Michel Diaz : Isabelle Dremeau vient de mentionner l'importance de bien designer les espaces d'apprentissage. Cela vaut pour les espaces physiques ainsi que pour les espaces numériques. Revenons sur ce terme de design. On utilise souvent (en français) le terme de conception. Entre ces deux termes — conception et design —, on peut constater le même glissement qu’entre formation et Learning. Pour simplifier, conception et formation sont des concepts centrés sur le producteur (concepteur de formation ou formateur) sinon sur le processus de production, alors que design et learning (ou apprentissage) sont centrés sur le consommateur, c'est-à-dire l'apprenant. La notion de design (longuement et puissamment travaillées dans les laboratoires d'Apple) met véritablement l'apprenant au centre du dispositif. Designer un espace d'apprentissage, c'est donc pleinement se mettre à la place de l'apprenant, de ses déplacements, physiques ou en ligne, de ses postures, attentes et besoins ; c'est en faire l'alpha et l'oméga de la formation, dans l'espace physique et numérique, et plus encore dans tout l'environnement pré et post formation. Par exemple, avant la formation : le design considérera comment l’apprenant doit s’inscrire à un programme, comment il pourra y accéder… Pendant la formation : comment répondre à ses questions, voire ses inquiétudes devant un contenu qu’il ne comprend pas (la place du tutorat) ou les enjeux de son évaluation… Après, comment l’encourager à aller plus loin, à construire son parcours de formation à partir des besoins anticipés, et des opportunités apparues dans le fil de son apprentissage ou dans la mise en pratique des savoirs acquis.

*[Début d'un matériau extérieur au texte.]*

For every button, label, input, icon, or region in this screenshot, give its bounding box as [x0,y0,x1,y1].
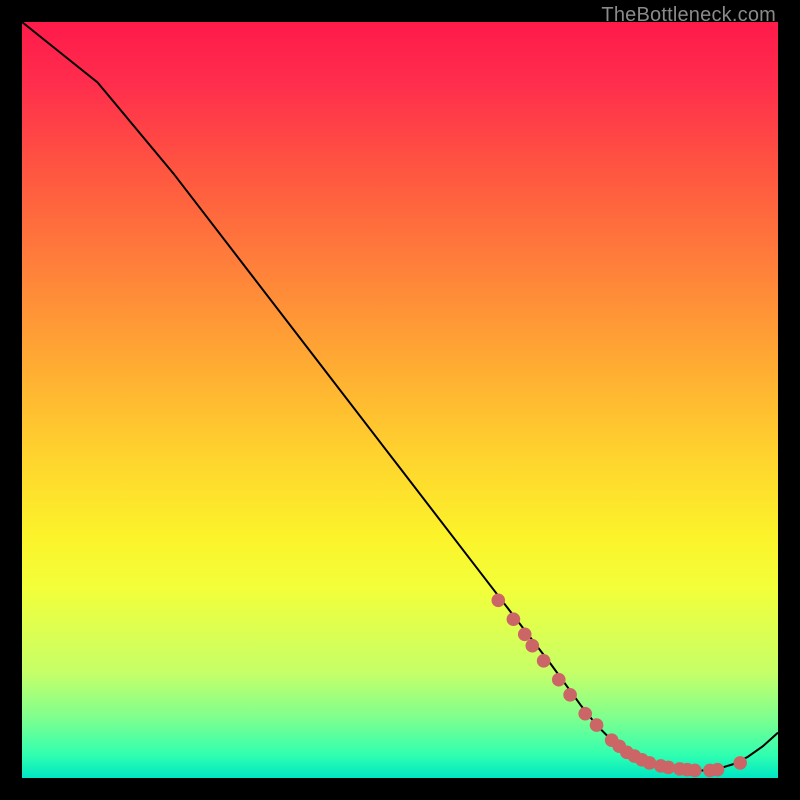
chart-stage: TheBottleneck.com [0,0,800,800]
marker-dot [590,718,604,732]
marker-dot [578,707,592,721]
plot-area [22,22,778,778]
marker-dot [525,639,539,653]
curve-line [22,22,778,770]
marker-dot [688,764,702,778]
marker-dot [537,654,551,668]
marker-dot [711,763,725,777]
chart-svg [22,22,778,778]
marker-dot [733,756,747,770]
marker-dot [507,612,521,626]
marker-dot [552,673,566,687]
marker-group [491,594,747,778]
marker-dot [491,594,505,608]
marker-dot [563,688,577,702]
marker-dot [518,628,532,642]
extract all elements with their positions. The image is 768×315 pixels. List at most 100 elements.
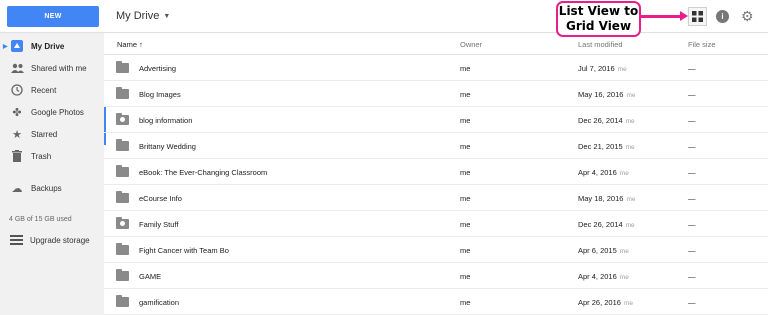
- file-size: —: [688, 220, 696, 229]
- info-button[interactable]: i: [716, 10, 729, 23]
- modified-by: me: [626, 196, 636, 203]
- sidebar-item-shared-with-me[interactable]: Shared with me: [0, 57, 104, 79]
- column-header-size[interactable]: File size: [688, 40, 716, 49]
- file-size: —: [688, 64, 696, 73]
- sidebar-item-label: My Drive: [31, 41, 65, 51]
- table-row[interactable]: Fight Cancer with Team Bo me Apr 6, 2015 me…: [104, 237, 768, 263]
- file-size: —: [688, 90, 696, 99]
- file-modified: Apr 26, 2016 me: [578, 298, 633, 307]
- breadcrumb[interactable]: My Drive ▼: [116, 10, 170, 22]
- table-row[interactable]: eBook: The Ever-Changing Classroom me Apr …: [104, 159, 768, 185]
- pinwheel-icon: ✤: [12, 106, 22, 119]
- sidebar: ▶ My Drive Shared with me Recent ✤ Googl…: [0, 33, 104, 315]
- file-name: eCourse Info: [139, 194, 182, 203]
- modified-date: Dec 26, 2014: [578, 220, 623, 229]
- modified-by: me: [625, 118, 635, 125]
- table-row[interactable]: gamification me Apr 26, 2016 me —: [104, 289, 768, 315]
- folder-icon: [116, 61, 129, 73]
- file-name: gamification: [139, 298, 180, 307]
- grid-icon: [692, 11, 703, 22]
- new-button[interactable]: NEW: [7, 6, 99, 27]
- table-row[interactable]: Advertising me Jul 7, 2016 me —: [104, 55, 768, 81]
- callout-line-1: List View to: [558, 4, 639, 18]
- file-modified: May 16, 2016 me: [578, 90, 635, 99]
- storage-usage: 4 GB of 15 GB used: [9, 216, 72, 223]
- file-name: Brittany Wedding: [139, 142, 196, 151]
- sidebar-item-label: Shared with me: [31, 63, 87, 73]
- file-modified: Dec 21, 2015 me: [578, 142, 635, 151]
- modified-date: Jul 7, 2016: [578, 64, 615, 73]
- column-header-owner[interactable]: Owner: [460, 40, 482, 49]
- file-owner: me: [460, 246, 471, 255]
- table-row[interactable]: Family Stuff me Dec 26, 2014 me —: [104, 211, 768, 237]
- folder-icon: [116, 165, 129, 177]
- sidebar-item-backups[interactable]: ☁ Backups: [0, 177, 104, 199]
- file-name: Advertising: [139, 64, 177, 73]
- file-size: —: [688, 298, 696, 307]
- file-owner: me: [460, 220, 471, 229]
- file-size: —: [688, 194, 696, 203]
- table-row[interactable]: Brittany Wedding me Dec 21, 2015 me —: [104, 133, 768, 159]
- file-name: eBook: The Ever-Changing Classroom: [139, 168, 268, 177]
- star-icon: ★: [12, 128, 22, 141]
- breadcrumb-label: My Drive: [116, 10, 160, 22]
- file-owner: me: [460, 168, 471, 177]
- file-size: —: [688, 142, 696, 151]
- modified-by: me: [626, 92, 636, 99]
- expand-arrow-icon[interactable]: ▶: [3, 43, 8, 50]
- file-list: Name ↑ Owner Last modified File size Adv…: [104, 33, 768, 315]
- callout-line-2: Grid View: [565, 19, 632, 33]
- file-owner: me: [460, 298, 471, 307]
- shared-folder-icon: [116, 217, 129, 229]
- file-modified: Apr 4, 2016 me: [578, 272, 629, 281]
- file-size: —: [688, 272, 696, 281]
- table-row[interactable]: blog information me Dec 26, 2014 me —: [104, 107, 768, 133]
- file-size: —: [688, 168, 696, 177]
- sidebar-item-trash[interactable]: Trash: [0, 145, 104, 167]
- file-modified: May 18, 2016 me: [578, 194, 635, 203]
- modified-by: me: [619, 248, 629, 255]
- file-modified: Jul 7, 2016 me: [578, 64, 627, 73]
- sidebar-item-starred[interactable]: ★ Starred: [0, 123, 104, 145]
- annotation-callout: List View to Grid View: [556, 1, 641, 37]
- sidebar-item-label: Starred: [31, 129, 58, 139]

Design et marketing de la formation vont de pair…
Michel Diaz : En effet, la notion de design est étroitement liée à celle de marketing. On ne doute plus de l'importance de « marketer » la formation, c'est-à-dire, en particulier, de communiquer sur la formation à venir (lancement de nouveaux programmes, complément, etc.). On sait aussi que le marketing ne doit plus se contenter de capturer l'attention du futur apprenant avant le lancement d’un programme pour l’inciter à s’y inscrire ; mais tout au long de son parcours de formation, d'autant plus qu'une forme de lassitude à apprendre finit toujours pas se manifester : j'ai parlé, voilà des années, de « marketing continu », comme on parle de formation continue. Je plaide pour un « marketing continu de la formation continue » !
Le marketing, ce n’est pas seulement de la communication ?
Michel Diaz : Le marketing ne s'épuise pas dans les seuls enjeux de communication. Parce qu'il intervient bien en amont dans ce que l'on qualifie de marketing stratégique, qui vise à designer (concevoir) des formations répondant doublement aux attentes des entreprises et des apprenants ; au nécessaire alignement les compétences de l’entreprise sur ses marchés et aux aspirations individuelles des salariés en matière d’aisance (voire de plaisir) au travail et d'évolution de carrière. Design et marketing vont bien de pair. Ils doivent être au cœur de toute stratégie d'engager plus avant les apprenants, ponctuellement, dans telle ou telle formation, comme dans le désir plus large de se former en permanence.